Pankaj Kumar Mullick and Rabindrasangeet
“All those lyrics of mine that I will not get the opportunity to set tune to during my lifetime, I leave to you to embellish them with your music – Rabindranath Tagore to Pankaj Kumar Mullick (Jorasanko Thakurbari, 1937).”
The incident that prompted this emotional reaction in Tagore is now a part of the legend of Bengali culture:
It was during the making of the movie Mukti, in 1937 that Pankaj Kumar Mullick, the film’s music director had gone to meet Tagore to seek his permission to use the song Diner Sheshey Ghumer Deshey in the film. The lyrics for this song were by Tagore but its music was not – it was in fact composed by Mullick many years prior to the movie. He had been unofficially singing the song at various gatherings but never in public.
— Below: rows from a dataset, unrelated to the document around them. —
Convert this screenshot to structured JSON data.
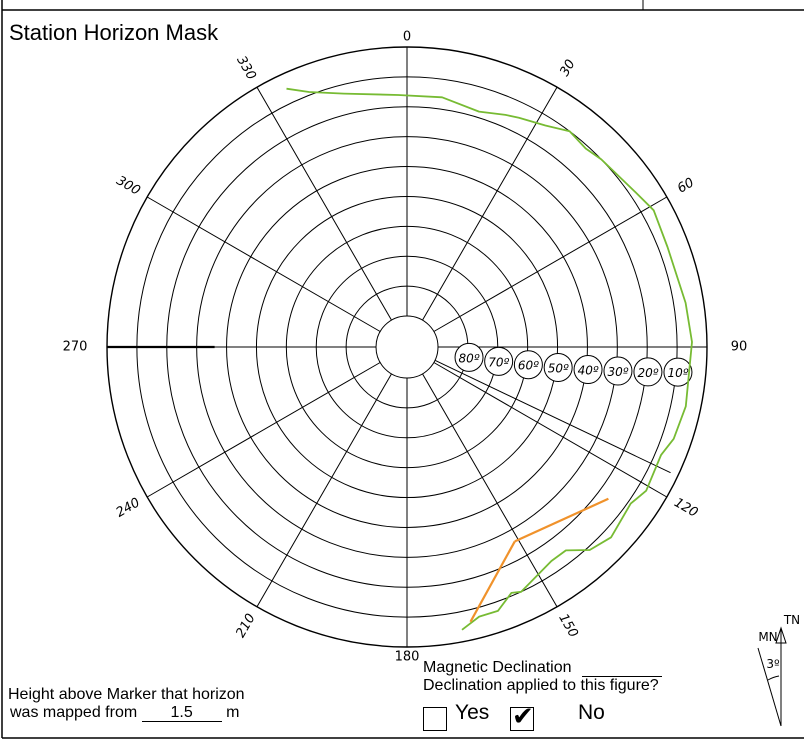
{
  "title": "Station Horizon Mask",
  "azimuth_labels": [
    "0",
    "30",
    "60",
    "90",
    "120",
    "150",
    "180",
    "210",
    "240",
    "270",
    "300",
    "330"
  ],
  "elevation_labels": [
    "80º",
    "70º",
    "60º",
    "50º",
    "40º",
    "30º",
    "20º",
    "10º"
  ],
  "horizon_mask_azimuth_elevation": [
    [
      335,
      5
    ],
    [
      339,
      9
    ],
    [
      346,
      13
    ],
    [
      358,
      16
    ],
    [
      8,
      16
    ],
    [
      17,
      18
    ],
    [
      23,
      16
    ],
    [
      26,
      15
    ],
    [
      32,
      13
    ],
    [
      37,
      10
    ],
    [
      42,
      11
    ],
    [
      46,
      10
    ],
    [
      56,
      8
    ],
    [
      61,
      6
    ],
    [
      69,
      7
    ],
    [
      81,
      6
    ],
    [
      89,
      5
    ],
    [
      102,
      5
    ],
    [
      109,
      6
    ],
    [
      113,
      8
    ],
    [
      121,
      7
    ],
    [
      125,
      9
    ],
    [
      133,
      7
    ],
    [
      138,
      9
    ],
    [
      142,
      14
    ],
    [
      146,
      14
    ],
    [
      155,
      10
    ],
    [
      157,
      11
    ],
    [
      161,
      7
    ],
    [
      165,
      7
    ],
    [
      169,
      4
    ]
  ],
  "obstruction_outline": {
    "lines": [
      [
        [
          151,
          26
        ],
        [
          167,
          6
        ]
      ],
      [
        [
          151,
          26
        ],
        [
          127,
          16
        ]
      ]
    ]
  },
  "magnetic_declination": {
    "label": "Magnetic Declination",
    "value": ""
  },
  "declination_applied": {
    "question": "Declination applied to this figure?",
    "yes_label": "Yes",
    "no_label": "No",
    "yes_checked": false,
    "no_checked": true,
    "check_glyph": "✔"
  },
  "height_above_marker": {
    "line1": "Height above Marker that horizon",
    "line2_prefix": "was mapped from",
    "value": "1.5",
    "unit": "m"
  },
  "north_arrow": {
    "true_north_label": "TN",
    "magnetic_north_label": "MN",
    "declination_label": "3º"
  },
  "colors": {
    "horizon_mask": "#77bb33",
    "obstruction": "#f0922b",
    "grid": "#000000"
  }
}
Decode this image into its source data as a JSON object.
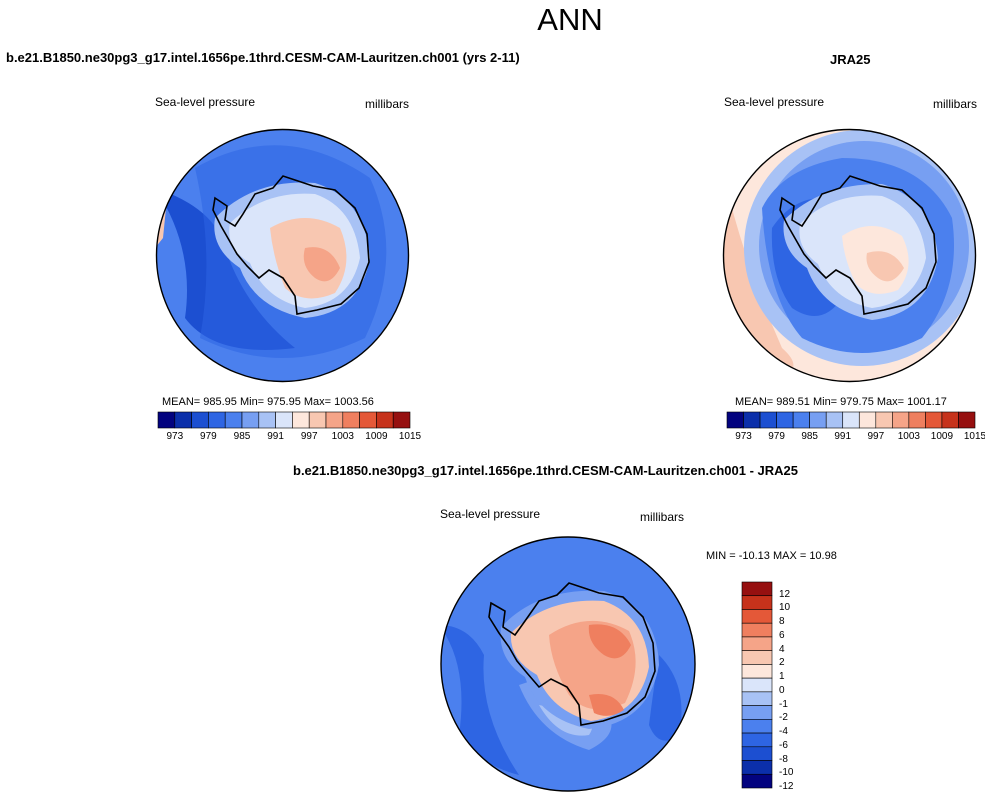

However when it came to using it in a movie, Tagore’s permission was an absolute necessity because Tagore’s songs (popularly known as Rabindrasangeets) and his poems – then, as it is now – were sacrosanct and nobody apart from Tagore had any right whatsoever to tinker with them let alone set tune to them. Given this scenario, Mullick set up an appointment with Tagore and with great trepidation rendered the song in Tagore’s presence. Mullick had no idea how Tagore would react to such a situation and he feared the worst – that Tagore would get upset with him and forbid him to sing the song ever again let alone use it in the movie. But what unfolded was absolutely contrary to his fears. Tagore was so overwhelmed on hearing the song that he embraced Mullick and uttered the words that gave Mullick the rare distinction of being the only composer allowed by Tagore to set tunes to his lyrics. In this manner Mullick was adorned with the unofficial title of being the ‘First Man of Rabindrasangeet’ – an epithet he aptly justified by making it his life’s mission to popularize the songs of Tagore among the masses. He not only pioneered the use of the medium of films but also that of radio apart from stage performances to free Rabindrasangeet from the shackles of elitism and let it loose among the music loving masses of Bengal. He was also the first person to sing Rabindrasangeets in Hindi, Gujarati and Tamil in an attempt to spread the magic of Tagore’s compositions among the non-Bengali speaking audience as well. Given the scale of popularity that Rabindrasangeets have reached today it can be said without any doubt that Tagore and Pankaj Mullick were kindred spirits – one meant for the other in this vast universe of eternal music.